The JAK2/STAT3 signal transduction pathway plays a critical role in regulating ischemia-induced neuronal inflammation and apoptosis [46]. De Jonge et al. revealed that a7nAChR-mediated JAK2/STAT3 pathway activation contributed to anti-inflammatory effects produced by VNS in rat intestinal inflammation. During this process, STAT3 was phosphorylated by the tyrosine kinase JAK2 that was recruited to the a7 subunit of the nicotinic acetylcholine [22]. Xiong et al. demonstrated that VNS elicits a7nAChR activation to make JAK2 phosphorylated, and then p-JAK2 further activates STAT3 phosphorylation. After that, the p-STAT3 enters the nucleus and competes with NF-κB, thereby reducing the production of pro-inflammatory cytokines in a mouse model of myocardial I/R injury [47]. Taken together, these data suggest that activation of the endogenous cholinergic pathway has an anti-inflammation effect and prevents cell injury, partly due to activation of a7nAchR expressed in the ischemic penumbra and the JAK2/STAT3 pathway in brain, respectively. p-STAT3 was not detected, whereas p-JAK2 was found under the PAMCO-sham condition from this study. This phenomenon may explain why p-JAK2 or p-STAT3 was inactive or absent unless it was triggered by acute cerebral ischemia injury. Therefore, we hypothesized that the potential mechanism by which a7nAchR mediates VNS-induced beneficial neuroprotection against acute ischemic stroke may related to the suppression of the inflammation response via the a7nAChR/JAK2 cholinergic anti-inflammatory pathway.

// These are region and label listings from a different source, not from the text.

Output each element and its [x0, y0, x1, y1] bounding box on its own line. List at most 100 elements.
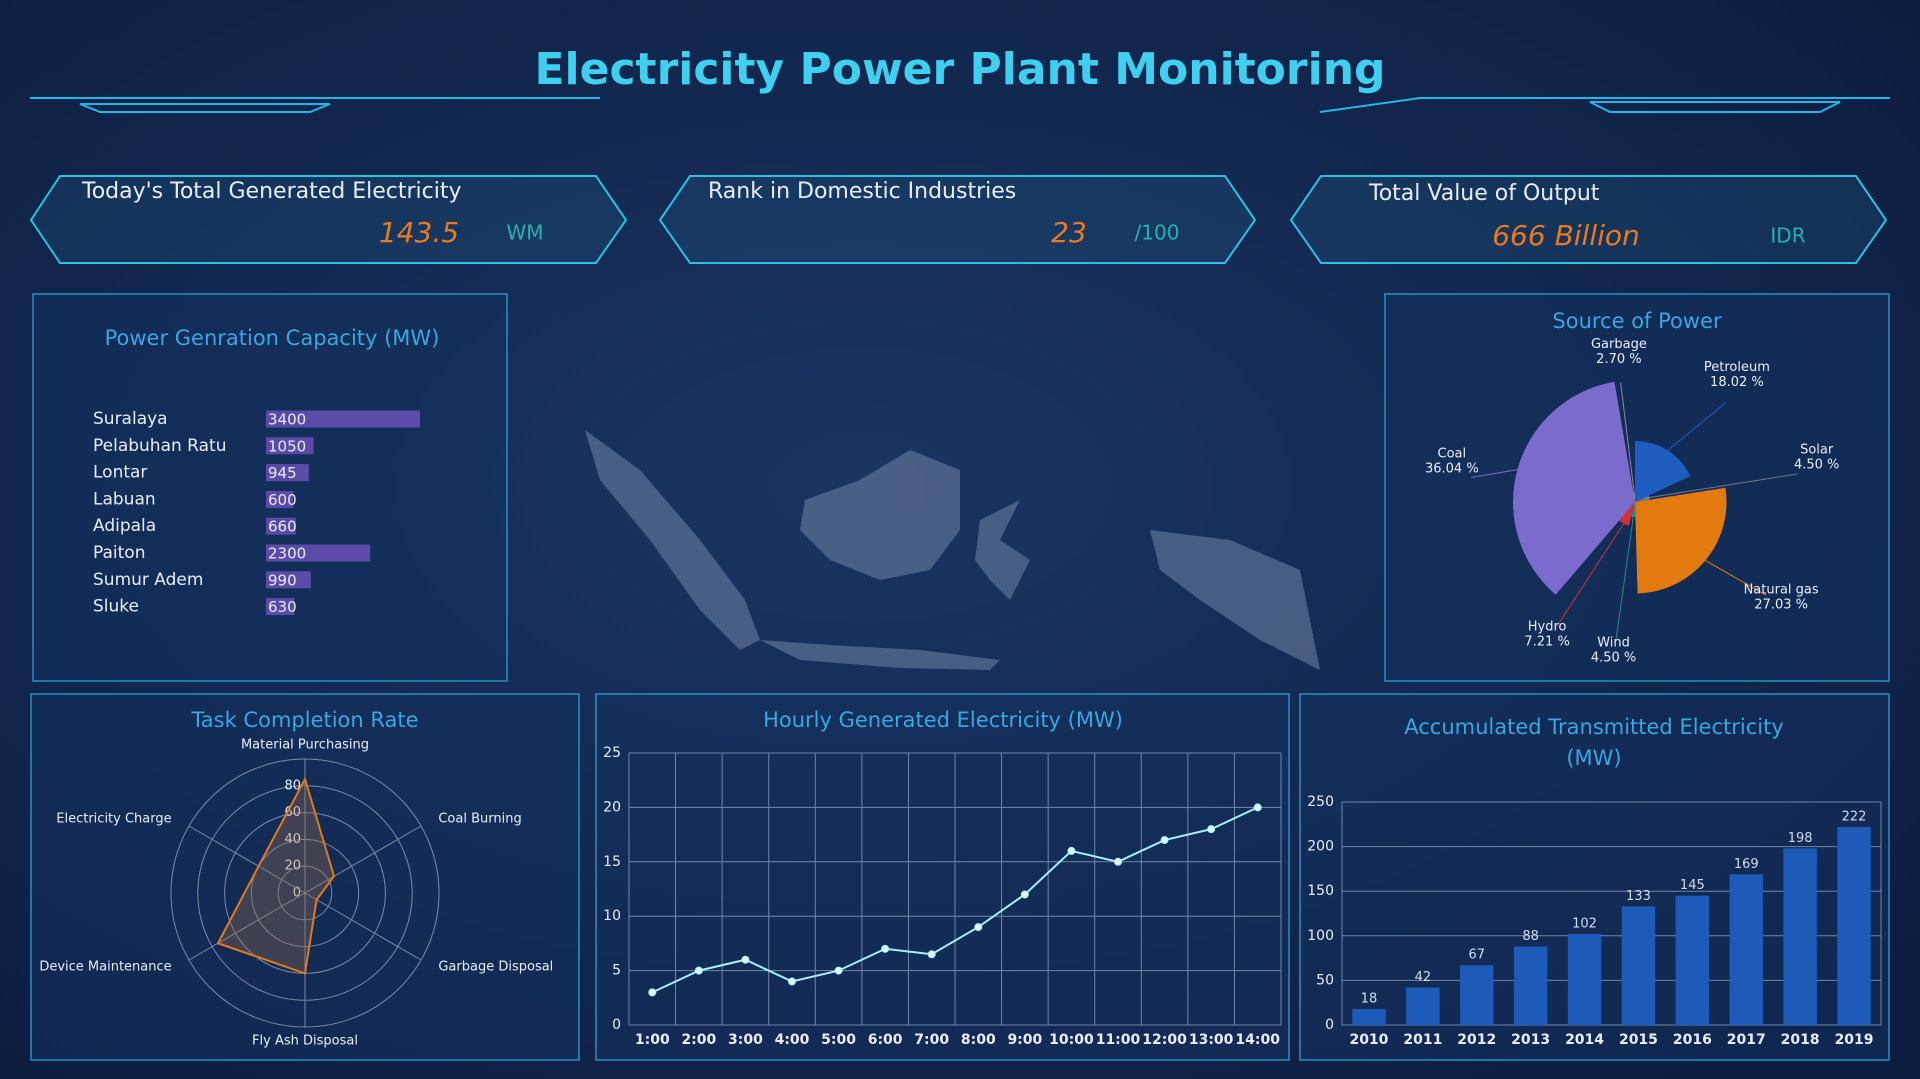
indicator-label: Electricity Charge: [56, 812, 171, 827]
y-tick-label: 20: [603, 799, 621, 815]
rose-sector: [1631, 502, 1636, 518]
data-label: 945: [268, 464, 297, 482]
x-tick-label: 5:00: [821, 1032, 856, 1048]
bar: [1621, 906, 1656, 1025]
kpi-frame: [658, 175, 1257, 264]
x-tick-label: 13:00: [1189, 1032, 1234, 1048]
x-tick-label: 2018: [1781, 1032, 1820, 1048]
bar: [266, 517, 296, 535]
point: [648, 988, 657, 997]
bar: [266, 571, 311, 589]
deco-line: [1589, 101, 1841, 113]
slice-value-label: 7.21 %: [1524, 634, 1569, 649]
map-island: [585, 430, 760, 650]
kpi-value: 23: [1051, 216, 1087, 249]
panel-title: Accumulated Transmitted Electricity (MW): [1404, 715, 1784, 770]
slice-value-label: 2.70 %: [1596, 352, 1641, 367]
tick-label: 0: [293, 886, 301, 901]
slice-label: Solar: [1800, 443, 1834, 458]
data-label: 3400: [268, 411, 306, 429]
slice-value-label: 36.04 %: [1425, 462, 1479, 477]
data-label: 18: [1361, 991, 1378, 1006]
bar: [1675, 895, 1710, 1025]
category-label: Pelabuhan Ratu: [93, 436, 226, 456]
leader-line: [1555, 523, 1625, 628]
bar: [266, 410, 420, 428]
slice-label: Wind: [1597, 636, 1630, 651]
bar: [1406, 987, 1440, 1025]
indicator-label: Coal Burning: [438, 812, 521, 827]
y-tick-label: 150: [1307, 883, 1334, 899]
y-tick-label: 10: [603, 908, 621, 924]
point: [1207, 825, 1216, 834]
point: [694, 966, 703, 975]
point: [1020, 890, 1029, 899]
point: [788, 977, 796, 986]
rose-sector: [1635, 495, 1651, 502]
x-tick-label: 2019: [1835, 1032, 1874, 1048]
panel-title: Source of Power: [1552, 309, 1722, 333]
panel-title: Power Genration Capacity (MW): [105, 326, 440, 350]
panel-title: Task Completion Rate: [190, 708, 418, 732]
x-tick-label: 14:00: [1235, 1032, 1280, 1048]
category-label: Labuan: [93, 489, 156, 509]
map-island: [975, 500, 1030, 600]
point: [1067, 846, 1076, 855]
panel-title: Hourly Generated Electricity (MW): [763, 708, 1123, 732]
bar: [1513, 946, 1548, 1025]
kpi-label: Total Value of Output: [1368, 181, 1600, 206]
y-tick-label: 200: [1307, 839, 1334, 855]
leader-line: [1620, 382, 1635, 493]
slice-label: Garbage: [1591, 337, 1647, 352]
y-tick-label: 5: [612, 963, 621, 979]
tick-label: 40: [284, 832, 301, 847]
bar: [1783, 848, 1817, 1025]
radar-area: [216, 776, 336, 975]
category-label: Sumur Adem: [93, 570, 203, 590]
leader-line: [1649, 473, 1798, 499]
x-tick-label: 2012: [1457, 1032, 1496, 1048]
indicator-label: Device Maintenance: [39, 960, 171, 975]
x-tick-label: 2016: [1673, 1032, 1712, 1048]
slice-label: Petroleum: [1704, 360, 1770, 375]
kpi-unit: WM: [506, 221, 543, 245]
page-title: Electricity Power Plant Monitoring: [534, 44, 1385, 95]
x-tick-label: 6:00: [868, 1032, 903, 1048]
slice-value-label: 18.02 %: [1710, 375, 1764, 390]
radar-axis: [188, 825, 306, 894]
radar-axis: [304, 892, 422, 961]
data-label: 222: [1842, 809, 1867, 824]
x-tick-label: 11:00: [1096, 1032, 1141, 1048]
indicator-label: Garbage Disposal: [438, 960, 553, 975]
bar: [1567, 934, 1602, 1025]
y-tick-label: 25: [603, 745, 621, 761]
leader-line: [1667, 401, 1727, 451]
data-label: 102: [1572, 917, 1597, 932]
y-tick-label: 15: [603, 854, 621, 870]
category-label: Paiton: [93, 543, 145, 563]
x-tick-label: 2015: [1619, 1032, 1658, 1048]
radar-axis: [188, 892, 306, 961]
x-tick-label: 3:00: [728, 1032, 763, 1048]
kpi-frame: [1289, 175, 1888, 264]
rose-sector: [1635, 487, 1727, 594]
slice-label: Coal: [1438, 447, 1467, 462]
map-island: [800, 450, 960, 580]
x-tick-label: 4:00: [775, 1032, 810, 1048]
data-label: 88: [1522, 929, 1539, 944]
bar: [266, 598, 295, 616]
x-tick-label: 2013: [1511, 1032, 1550, 1048]
rose-sector: [1513, 381, 1635, 595]
point: [1253, 803, 1262, 812]
data-label: 600: [268, 491, 297, 509]
tick-label: 20: [284, 859, 301, 874]
map: [585, 430, 1320, 670]
x-tick-label: 8:00: [961, 1032, 996, 1048]
bar: [266, 437, 314, 455]
x-tick-label: 7:00: [914, 1032, 949, 1048]
slice-label: Natural gas: [1744, 582, 1819, 597]
kpi-unit: IDR: [1770, 224, 1805, 248]
rose-sector: [1619, 502, 1635, 526]
point: [927, 950, 936, 959]
data-label: 133: [1626, 889, 1651, 904]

The strength of our study is the establishment of the PMCAO rat model, which distinguishes it from previous reports. Notably, we show that a7nAChR activated pharmacologically may be an alternative to VNS-mediated neuroprotective effects. Surprisingly, evidence is provided that a7nAChR agonist enhances neural plasticity in the hippocampus, and has advanced into clinical trials for treatment of cognitive impairment [48]. However, there are several limitations of our study. First, a model of acute permanent cerebral ischemia was presented and effects induced by VNS were observed only focusing on 24 h after PMCAO, thus later and continuous effectiveness of VNS was not demonstrated in this study. It is worth mentioning, however, that previous evidence has shown that acute VNS increased the expression of brain-derived neurotrophic factor and fibroblast growth factor in the hippocampus and cortex of rats, which were both beneficial for improving neurogenesis and functional recovery [49]. In a clinical study, Dawson et al. found that VNS paired with upper-limb rehabilitation is feasible for 6 months after cerebral infarction and did not increase safety concerns [50]. Second, our study only carried out with the determination of key proteins, but failed to further detect NF-κB and pro-inflammatory cytokines.

Conclusions

In conclusion, VNS decreased the infarct volume and improved the neurological function in a rat model of acute permanent cerebral ischemia injury by activation of a7nAchR expression in the ischemic penumbra. Inhibition of a7nAchR attenuated the neuroprotection induced by VNS in acute cerebral infarction. In addition, the a7nAchR/JAK2 pathway may be involved in the anti-inflammation processes induced by VNS. These data also provide a striking evidence that activation of a7nAchR, either with VNS or pharmacology, has potential as a novel therapeutic therapy for early intervention to prevent inflammatory injury in acute ischemic stroke.